The 3.80 kg cube in Fig. 15-45 has edge lengths d = 5.50 cm and is mounted on an axle through its center. A spring (k = 1300 N/m) connects the cube's upper corner to a rigid wall. Initially the spring is at its rest length. If the cube is rotated 2.00° and released, what is the period of the resulting SHM?
To find the period of the resulting Simple Harmonic Motion (SHM), we can use the equation for the period of a mass-spring system:
T = 2π * √(m/k)
where T is the period, m is the mass of the object, and k is the spring constant.
First, let's find the mass of the cube. Given that the density of solid objects is given by ρ = m/V, where ρ is the density, m is the mass, and V is the volume, we can calculate the mass:
m = ρ * V
Since the cube has edge lengths d = 5.50 cm, its volume can be calculated as V = d³. Given that the density ρ for the cube is not provided in the question, we will assume a typical density for the material from which the cube is made. Let's use the density of water, which is approximately ρ = 1000 kg/m³.

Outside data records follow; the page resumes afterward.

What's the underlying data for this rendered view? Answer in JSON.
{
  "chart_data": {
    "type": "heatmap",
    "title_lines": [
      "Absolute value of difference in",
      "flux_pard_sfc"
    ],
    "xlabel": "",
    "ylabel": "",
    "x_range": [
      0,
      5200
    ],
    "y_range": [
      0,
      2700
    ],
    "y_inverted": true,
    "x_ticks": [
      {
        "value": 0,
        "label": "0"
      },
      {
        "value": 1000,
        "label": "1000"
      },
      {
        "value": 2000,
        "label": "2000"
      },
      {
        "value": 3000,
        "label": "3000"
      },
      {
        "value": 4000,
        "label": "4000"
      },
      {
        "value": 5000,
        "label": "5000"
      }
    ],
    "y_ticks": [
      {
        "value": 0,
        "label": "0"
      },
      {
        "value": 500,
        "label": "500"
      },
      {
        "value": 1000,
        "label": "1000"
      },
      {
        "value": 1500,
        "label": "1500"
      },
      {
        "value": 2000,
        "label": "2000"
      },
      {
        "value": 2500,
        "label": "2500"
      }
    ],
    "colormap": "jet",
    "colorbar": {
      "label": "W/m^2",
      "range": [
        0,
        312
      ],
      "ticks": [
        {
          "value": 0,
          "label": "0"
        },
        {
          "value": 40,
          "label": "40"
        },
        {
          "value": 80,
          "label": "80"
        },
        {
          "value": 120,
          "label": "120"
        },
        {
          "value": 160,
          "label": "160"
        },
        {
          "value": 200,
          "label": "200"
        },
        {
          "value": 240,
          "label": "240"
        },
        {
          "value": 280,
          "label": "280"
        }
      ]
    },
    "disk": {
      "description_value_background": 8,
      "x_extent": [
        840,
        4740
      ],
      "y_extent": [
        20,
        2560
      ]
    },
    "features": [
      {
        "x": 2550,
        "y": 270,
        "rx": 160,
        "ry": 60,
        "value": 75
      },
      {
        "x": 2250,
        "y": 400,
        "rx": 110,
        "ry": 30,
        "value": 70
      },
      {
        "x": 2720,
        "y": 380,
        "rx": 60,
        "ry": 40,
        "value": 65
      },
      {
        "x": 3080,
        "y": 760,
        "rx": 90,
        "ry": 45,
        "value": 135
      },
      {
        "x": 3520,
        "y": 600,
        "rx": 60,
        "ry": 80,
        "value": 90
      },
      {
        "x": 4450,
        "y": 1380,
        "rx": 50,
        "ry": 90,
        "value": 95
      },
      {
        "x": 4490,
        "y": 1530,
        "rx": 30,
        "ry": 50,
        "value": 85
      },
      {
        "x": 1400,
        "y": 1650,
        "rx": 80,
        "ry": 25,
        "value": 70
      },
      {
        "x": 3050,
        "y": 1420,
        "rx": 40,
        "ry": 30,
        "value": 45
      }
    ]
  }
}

Converting the edge length to meters, we have:
d = 5.50 cm = 0.055 m.
Now we can calculate the volume:
V = d³ = (0.055 m)³.
Substituting the values we obtained into the equation for mass, we can find the mass of the cube:
m = ρ * V = (1000 kg/m³) * [(0.055 m)³].
Next, we can calculate the period using the given spring constant k of 1300 N/m and the mass we just found. Substituting these values into the equation for the period:
T = 2π * √(m/k) = 2π * √[(m) / (1300 N/m)].
Evaluating this expression will give us the period of the resulting SHM.
Note: Make sure to convert all the units to the correct ones before performing the calculations to get the final answer in the appropriate units.